Devant la dégringolade des prix de la vanille, créer des coopératives financières a permis à plusieurs milliers de producteurs de vanille du nord-est de Madagascar de maintenir la tête hors de l’eau.

Le prix de la vanille, principal produit d’exportation de cette île de l’océan Indien, diminue progressivement depuis 2003 ; cette année-là, l’épice avait atteint le prix record de 450 à 500 dollars le kilo, avant de tomber à 50 dollars le kilo au début de l’année 2005, puis à environ 30 dollars le kilo en 2007.

La vanille est principalement produite dans la région fertile de la Sava, dans le nord-est, où quelque 70 pour cent de la population dépendent de cette épice, selon le Fonds international des Nations Unies pour le développement agricole (FIDA).

L’agence avait lancé le système des coopératives en 1998/99, à une époque où la vanille avoisinait son prix actuel.

« Les prix de la vanille fonctionnent selon un cycle de 10 ans ; nous voulions permettre aux petits paysans d’avoir un filet de sûreté au moment où le prix devait baisser », a expliqué Benoît Thierry, responsable des programmes du FIDA à Madagascar. « C’est sans doute la plus belle réussite du projet – avoir su lier la production et les ventes à un système d’épargne et de crédit ».

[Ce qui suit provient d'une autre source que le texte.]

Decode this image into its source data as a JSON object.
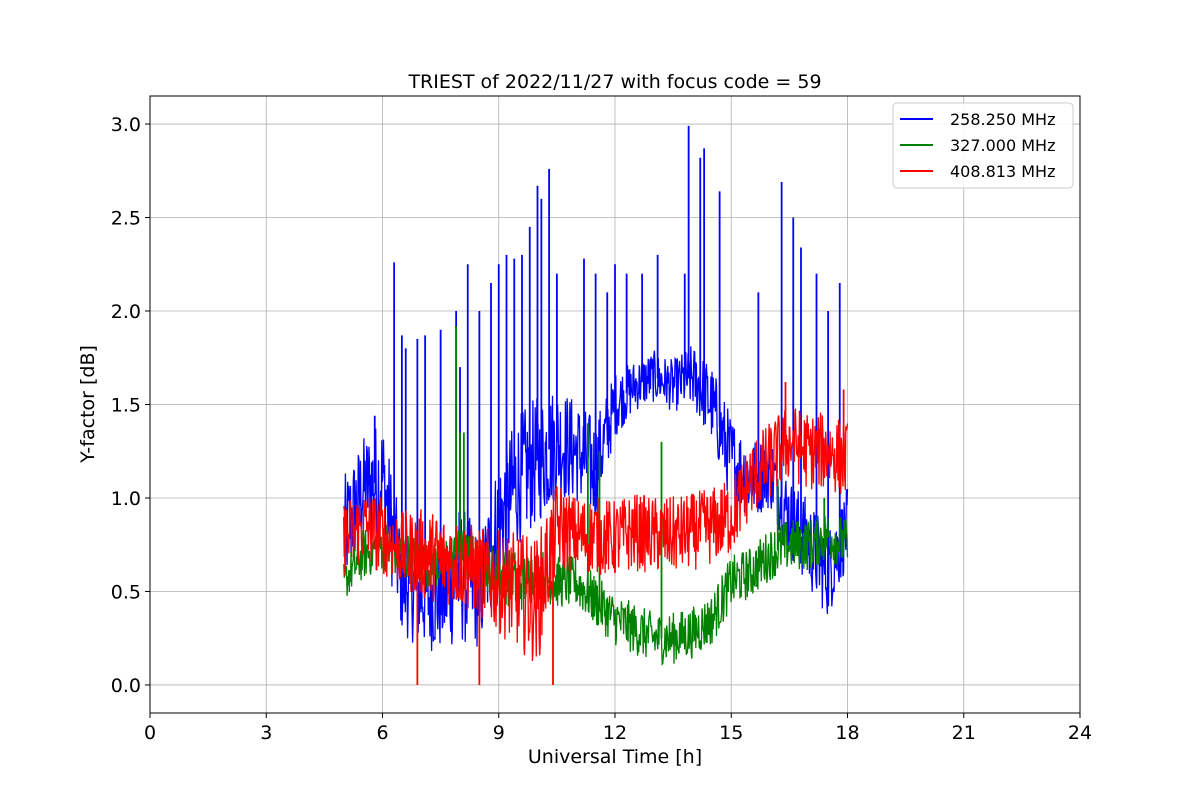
{
  "chart_data": {
    "type": "line",
    "title": "TRIEST of 2022/11/27 with focus code = 59",
    "xlabel": "Universal Time [h]",
    "ylabel": "Y-factor [dB]",
    "xlim": [
      0,
      24
    ],
    "ylim": [
      -0.15,
      3.15
    ],
    "xticks": [
      0,
      3,
      6,
      9,
      12,
      15,
      18,
      21,
      24
    ],
    "yticks": [
      0.0,
      0.5,
      1.0,
      1.5,
      2.0,
      2.5,
      3.0
    ],
    "xtick_labels": [
      "0",
      "3",
      "6",
      "9",
      "12",
      "15",
      "18",
      "21",
      "24"
    ],
    "ytick_labels": [
      "0.0",
      "0.5",
      "1.0",
      "1.5",
      "2.0",
      "2.5",
      "3.0"
    ],
    "grid": true,
    "legend_position": "top-right",
    "x": [
      5.0,
      5.5,
      6.0,
      6.5,
      7.0,
      7.5,
      8.0,
      8.5,
      9.0,
      9.5,
      10.0,
      10.5,
      11.0,
      11.5,
      12.0,
      12.5,
      13.0,
      13.5,
      14.0,
      14.5,
      15.0,
      15.5,
      16.0,
      16.5,
      17.0,
      17.5,
      18.0
    ],
    "series": [
      {
        "name": "258.250 MHz",
        "color": "#0000ff",
        "values": [
          0.8,
          1.05,
          1.1,
          0.55,
          0.5,
          0.45,
          0.6,
          0.5,
          0.85,
          1.1,
          1.2,
          1.3,
          1.25,
          1.15,
          1.5,
          1.6,
          1.65,
          1.6,
          1.65,
          1.5,
          1.2,
          1.1,
          1.15,
          0.9,
          0.75,
          0.6,
          0.85
        ],
        "band": [
          0.45,
          0.4,
          0.5,
          0.4,
          0.45,
          0.4,
          0.55,
          0.45,
          0.55,
          0.5,
          0.5,
          0.45,
          0.4,
          0.4,
          0.25,
          0.2,
          0.2,
          0.2,
          0.25,
          0.3,
          0.35,
          0.3,
          0.3,
          0.3,
          0.35,
          0.35,
          0.3
        ],
        "spikes": [
          [
            5.8,
            1.44
          ],
          [
            6.3,
            2.26
          ],
          [
            6.5,
            1.87
          ],
          [
            6.6,
            1.8
          ],
          [
            6.9,
            1.85
          ],
          [
            7.1,
            1.87
          ],
          [
            7.5,
            1.9
          ],
          [
            7.9,
            2.0
          ],
          [
            8.0,
            1.7
          ],
          [
            8.2,
            2.25
          ],
          [
            8.5,
            2.0
          ],
          [
            8.8,
            2.15
          ],
          [
            9.0,
            2.25
          ],
          [
            9.2,
            2.3
          ],
          [
            9.4,
            2.28
          ],
          [
            9.6,
            2.3
          ],
          [
            9.8,
            2.45
          ],
          [
            10.0,
            2.67
          ],
          [
            10.1,
            2.6
          ],
          [
            10.3,
            2.76
          ],
          [
            10.5,
            2.2
          ],
          [
            11.2,
            2.28
          ],
          [
            11.5,
            2.2
          ],
          [
            11.8,
            2.1
          ],
          [
            12.0,
            2.25
          ],
          [
            12.3,
            2.2
          ],
          [
            12.7,
            2.2
          ],
          [
            13.1,
            2.3
          ],
          [
            13.8,
            2.2
          ],
          [
            13.9,
            2.99
          ],
          [
            14.2,
            2.82
          ],
          [
            14.3,
            2.87
          ],
          [
            14.7,
            2.64
          ],
          [
            15.7,
            2.1
          ],
          [
            16.3,
            2.69
          ],
          [
            16.6,
            2.5
          ],
          [
            16.8,
            2.34
          ],
          [
            17.2,
            2.2
          ],
          [
            17.5,
            2.0
          ],
          [
            17.8,
            2.15
          ]
        ]
      },
      {
        "name": "327.000 MHz",
        "color": "#008000",
        "values": [
          0.55,
          0.7,
          0.75,
          0.7,
          0.65,
          0.65,
          0.7,
          0.65,
          0.6,
          0.55,
          0.6,
          0.55,
          0.55,
          0.45,
          0.35,
          0.3,
          0.25,
          0.25,
          0.28,
          0.35,
          0.55,
          0.6,
          0.7,
          0.75,
          0.75,
          0.8,
          0.75
        ],
        "band": [
          0.15,
          0.2,
          0.2,
          0.2,
          0.2,
          0.2,
          0.2,
          0.2,
          0.2,
          0.25,
          0.2,
          0.2,
          0.2,
          0.2,
          0.2,
          0.2,
          0.2,
          0.2,
          0.2,
          0.2,
          0.2,
          0.2,
          0.2,
          0.2,
          0.2,
          0.2,
          0.2
        ],
        "spikes": [
          [
            7.9,
            1.92
          ],
          [
            8.0,
            1.35
          ],
          [
            8.1,
            1.35
          ],
          [
            11.3,
            1.4
          ],
          [
            11.6,
            1.25
          ],
          [
            13.2,
            1.3
          ],
          [
            16.2,
            1.1
          ],
          [
            17.4,
            1.0
          ]
        ]
      },
      {
        "name": "408.813 MHz",
        "color": "#ff0000",
        "values": [
          0.78,
          0.85,
          0.8,
          0.72,
          0.7,
          0.68,
          0.65,
          0.6,
          0.55,
          0.5,
          0.45,
          0.85,
          0.8,
          0.8,
          0.78,
          0.82,
          0.8,
          0.8,
          0.82,
          0.85,
          0.9,
          1.1,
          1.2,
          1.3,
          1.25,
          1.25,
          1.2
        ],
        "band": [
          0.3,
          0.3,
          0.3,
          0.3,
          0.35,
          0.35,
          0.35,
          0.35,
          0.4,
          0.45,
          0.5,
          0.35,
          0.3,
          0.3,
          0.3,
          0.3,
          0.3,
          0.3,
          0.3,
          0.3,
          0.3,
          0.3,
          0.3,
          0.3,
          0.3,
          0.3,
          0.3
        ],
        "spikes": [
          [
            6.9,
            0.0
          ],
          [
            8.5,
            0.0
          ],
          [
            10.4,
            0.0
          ],
          [
            16.4,
            1.62
          ],
          [
            17.9,
            1.58
          ]
        ]
      }
    ]
  }
}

Dans le cadre du Programme d’amélioration et de développement agricoles du nord-est, trois types de coopératives ont été créés : pour faire en sorte que les paysans disposent d’un filet de sûreté financier ; pour leur permettre de se regrouper, ajouter de la valeur à leur vanille et les aider à la commercialiser ; et enfin pour leur permettre d’être parallèlement plus autosuffisants en matière de production rizicole, afin d’assurer leur sécurité alimentaire au cours de la saison sèche.

Avant la création des coopératives, les petits cultivateurs gaspillaient souvent leurs économies pour s’acheter des biens de consommation.

« Heureusement que le programme était en place lorsque les prix ont atteint leur niveau record, en 2003, car les paysans ont ainsi pu économiser ce qu’ils avaient gagné », a expliqué M. Thierry.

Cinq ans pour obtenir de la vanille

La vanille, seule orchidée fructifère, est une des cultures les plus consommatrices de main-d’œuvre du monde, et il faut compter pas moins de cinq ans entre la plantation et la production de l’extrait de vanille mature.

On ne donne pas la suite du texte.